엘라스틱 서치에서는 형태소 분리 작업(tokenizer)와 이 단어들을 검색 가능하도록 가공(token filter)해주는 기능이 존재한다.

  • Tokenizer: 해당 단어를 분리 하는 작업
  • Token Filter: 분리된 단어들을 검색 가능하도록 가공하는 작업

이를 사용하는데 elasticsearch에서는 _analyze를 사용한다.

Tokenizer

from elasticsearch import Elasticsearch
es = Elasticsearch("<ip>:<port>")

Tokenizer의 기본 형식은 다음과 같다.

GET _analyze
{
  "tokenizer": "토크나이저 옵션",  
  "text": ["형태소 분리할 텍스트"]
}

tokenizer의 대표 옵션들은 다음과 같다.

  • whitespace : 스페이스바 단위로 분리 (.split(' ')와 동일)
  • standard : Unicode Text Segmentation algorithm을 기반으로 단어를 분리 시킨다. 공식 홈페이지에 따르면 가장 무난한 옵션이다.
  • letter : 특수문자들을 기준으로 분리한다.
  • lowercase : letter와 동일하게 특수문자들을 기준으로 분리한다. 그리고 분리시킨 단어들을 소문자로 출력한다.
  • uax_url_email : 메일 주소를 단일 토큰으로 인식한다는 점을 제외하면 standard와 동일하다.

이 외에 다른 옵션들을 https://www.elastic.co/guide/en/elasticsearch/reference/7.x/analysis-tokenizers.html 에서 볼 수 있다.

es.indices.analyze(
    body={
      "tokenizer": "whitespace",
      "text" : ["i love python "]
    }
)
C:\Users\User\Anaconda3\lib\site-packages\elasticsearch\connection\base.py:200: ElasticsearchWarning: Elasticsearch built-in security features are not enabled. Without authentication, your cluster could be accessible to anyone. See https://www.elastic.co/guide/en/elasticsearch/reference/7.13/security-minimal-setup.html to enable security.
  warnings.warn(message, category=ElasticsearchWarning)





{'tokens': [{'token': 'i',
   'start_offset': 0,
   'end_offset': 1,
   'type': 'word',
   'position': 0},
  {'token': 'love',
   'start_offset': 2,
   'end_offset': 6,
   'type': 'word',
   'position': 1},
  {'token': 'python',
   'start_offset': 7,
   'end_offset': 13,
   'type': 'word',
   'position': 2}]}
es.indices.analyze(
    body={
      "tokenizer": "standard",
      "text" : ["i love python "]
    }
)
C:\Users\User\Anaconda3\lib\site-packages\elasticsearch\connection\base.py:200: ElasticsearchWarning: Elasticsearch built-in security features are not enabled. Without authentication, your cluster could be accessible to anyone. See https://www.elastic.co/guide/en/elasticsearch/reference/7.13/security-minimal-setup.html to enable security.
  warnings.warn(message, category=ElasticsearchWarning)

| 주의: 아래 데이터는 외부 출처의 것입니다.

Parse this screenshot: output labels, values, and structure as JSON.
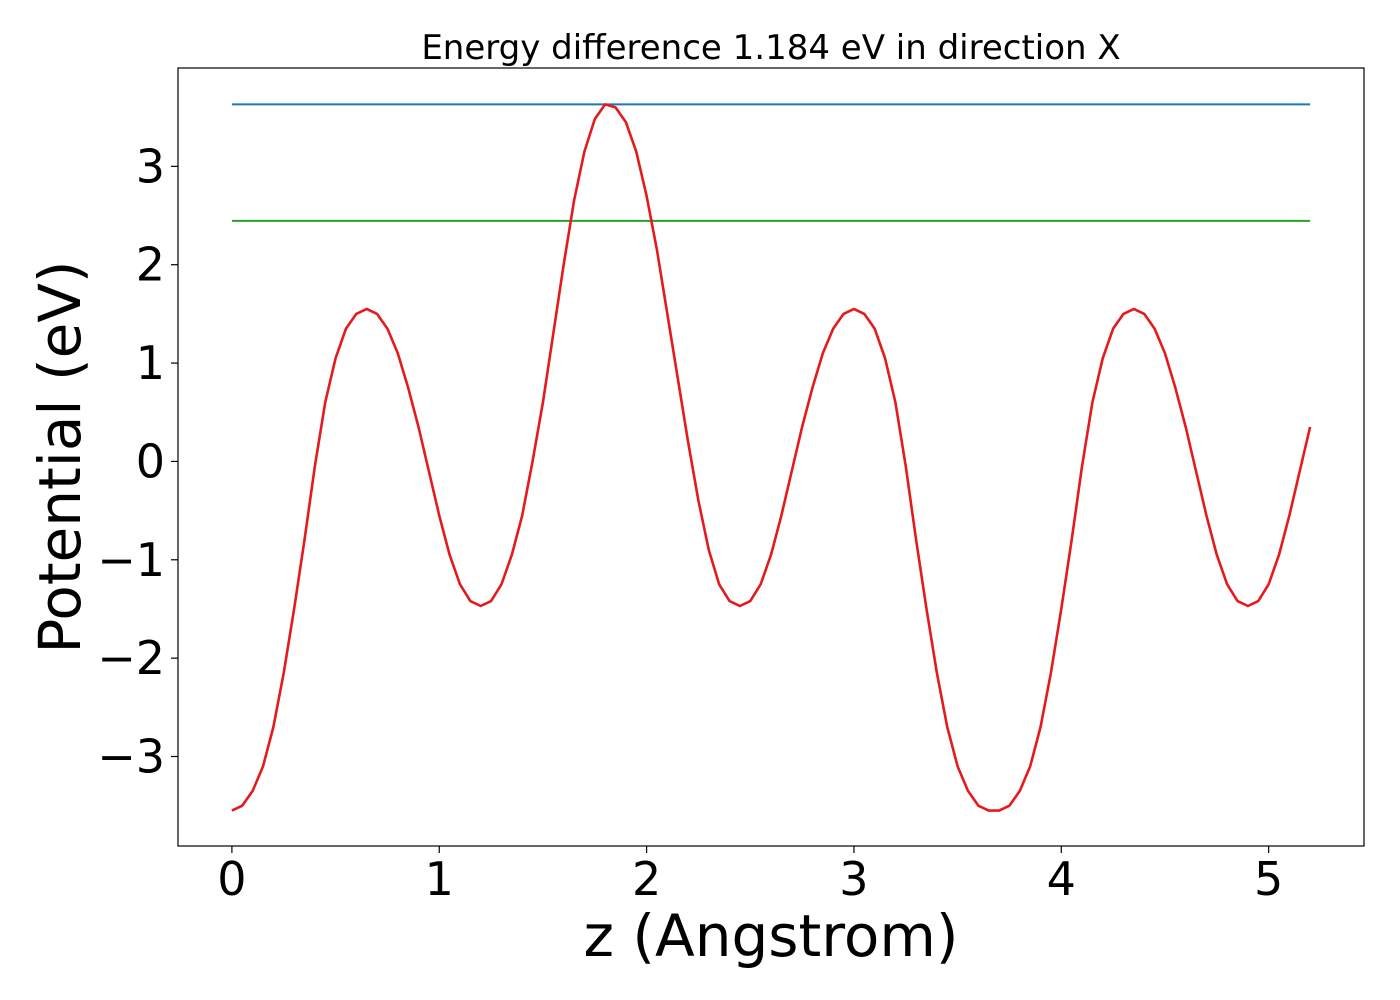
{
  "chart_data": {
    "type": "line",
    "title": "Energy difference 1.184 eV in direction X",
    "xlabel": "z (Angstrom)",
    "ylabel": "Potential (eV)",
    "xlim": [
      -0.26,
      5.46
    ],
    "ylim": [
      -3.91,
      4.0
    ],
    "xticks": [
      0,
      1,
      2,
      3,
      4,
      5
    ],
    "xtick_labels": [
      "0",
      "1",
      "2",
      "3",
      "4",
      "5"
    ],
    "yticks": [
      -3,
      -2,
      -1,
      0,
      1,
      2,
      3
    ],
    "ytick_labels": [
      "−3",
      "−2",
      "−1",
      "0",
      "1",
      "2",
      "3"
    ],
    "grid": false,
    "hlines": [
      {
        "y": 3.63,
        "x": [
          0,
          5.2
        ],
        "color": "#1f77b4"
      },
      {
        "y": 2.446,
        "x": [
          0,
          5.2
        ],
        "color": "#2ca02c"
      }
    ],
    "series": [
      {
        "color": "#e41a1c",
        "x": [
          0.0,
          0.05,
          0.1,
          0.15,
          0.2,
          0.25,
          0.3,
          0.35,
          0.4,
          0.45,
          0.5,
          0.55,
          0.6,
          0.65,
          0.7,
          0.75,
          0.8,
          0.85,
          0.9,
          0.95,
          1.0,
          1.05,
          1.1,
          1.15,
          1.2,
          1.25,
          1.3,
          1.35,
          1.4,
          1.45,
          1.5,
          1.55,
          1.6,
          1.65,
          1.7,
          1.75,
          1.8,
          1.85,
          1.9,
          1.95,
          2.0,
          2.05,
          2.1,
          2.15,
          2.2,
          2.25,
          2.3,
          2.35,
          2.4,
          2.45,
          2.5,
          2.55,
          2.6,
          2.65,
          2.7,
          2.75,
          2.8,
          2.85,
          2.9,
          2.95,
          3.0,
          3.05,
          3.1,
          3.15,
          3.2,
          3.25,
          3.3,
          3.35,
          3.4,
          3.45,
          3.5,
          3.55,
          3.6,
          3.65,
          3.7,
          3.75,
          3.8,
          3.85,
          3.9,
          3.95,
          4.0,
          4.05,
          4.1,
          4.15,
          4.2,
          4.25,
          4.3,
          4.35,
          4.4,
          4.45,
          4.5,
          4.55,
          4.6,
          4.65,
          4.7,
          4.75,
          4.8,
          4.85,
          4.9,
          4.95,
          5.0,
          5.05,
          5.1,
          5.15,
          5.2
        ],
        "y": [
          -3.55,
          -3.5,
          -3.35,
          -3.1,
          -2.7,
          -2.15,
          -1.5,
          -0.8,
          -0.05,
          0.6,
          1.05,
          1.35,
          1.5,
          1.55,
          1.5,
          1.35,
          1.1,
          0.75,
          0.35,
          -0.1,
          -0.55,
          -0.95,
          -1.25,
          -1.42,
          -1.47,
          -1.42,
          -1.25,
          -0.95,
          -0.55,
          0.0,
          0.6,
          1.3,
          2.0,
          2.65,
          3.15,
          3.48,
          3.63,
          3.6,
          3.45,
          3.15,
          2.7,
          2.15,
          1.5,
          0.85,
          0.2,
          -0.4,
          -0.9,
          -1.25,
          -1.42,
          -1.47,
          -1.42,
          -1.25,
          -0.95,
          -0.55,
          -0.1,
          0.35,
          0.75,
          1.1,
          1.35,
          1.5,
          1.55,
          1.5,
          1.35,
          1.05,
          0.6,
          -0.05,
          -0.8,
          -1.5,
          -2.15,
          -2.7,
          -3.1,
          -3.35,
          -3.5,
          -3.55,
          -3.55,
          -3.5,
          -3.35,
          -3.1,
          -2.7,
          -2.15,
          -1.5,
          -0.8,
          -0.05,
          0.6,
          1.05,
          1.35,
          1.5,
          1.55,
          1.5,
          1.35,
          1.1,
          0.75,
          0.35,
          -0.1,
          -0.55,
          -0.95,
          -1.25,
          -1.42,
          -1.47,
          -1.42,
          -1.25,
          -0.95,
          -0.55,
          -0.1,
          0.35
        ]
      }
    ]
  }
}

{'tokens': [{'token': 'i',
   'start_offset': 0,
   'end_offset': 1,
   'type': '<ALPHANUM>',
   'position': 0},
  {'token': 'love',
   'start_offset': 2,
   'end_offset': 6,
   'type': '<ALPHANUM>',
   'position': 1},
  {'token': 'python',
   'start_offset': 7,
   'end_offset': 13,
   'type': '<ALPHANUM>',
   'position': 2}]}
es.indices.analyze(
    body={
      "tokenizer": "letter",
      "text" : ["Around&the*World#in^Eighty@Days"]
    }
)
C:\Users\User\Anaconda3\lib\site-packages\elasticsearch\connection\base.py:200: ElasticsearchWarning: Elasticsearch built-in security features are not enabled. Without authentication, your cluster could be accessible to anyone. See https://www.elastic.co/guide/en/elasticsearch/reference/7.13/security-minimal-setup.html to enable security.
  warnings.warn(message, category=ElasticsearchWarning)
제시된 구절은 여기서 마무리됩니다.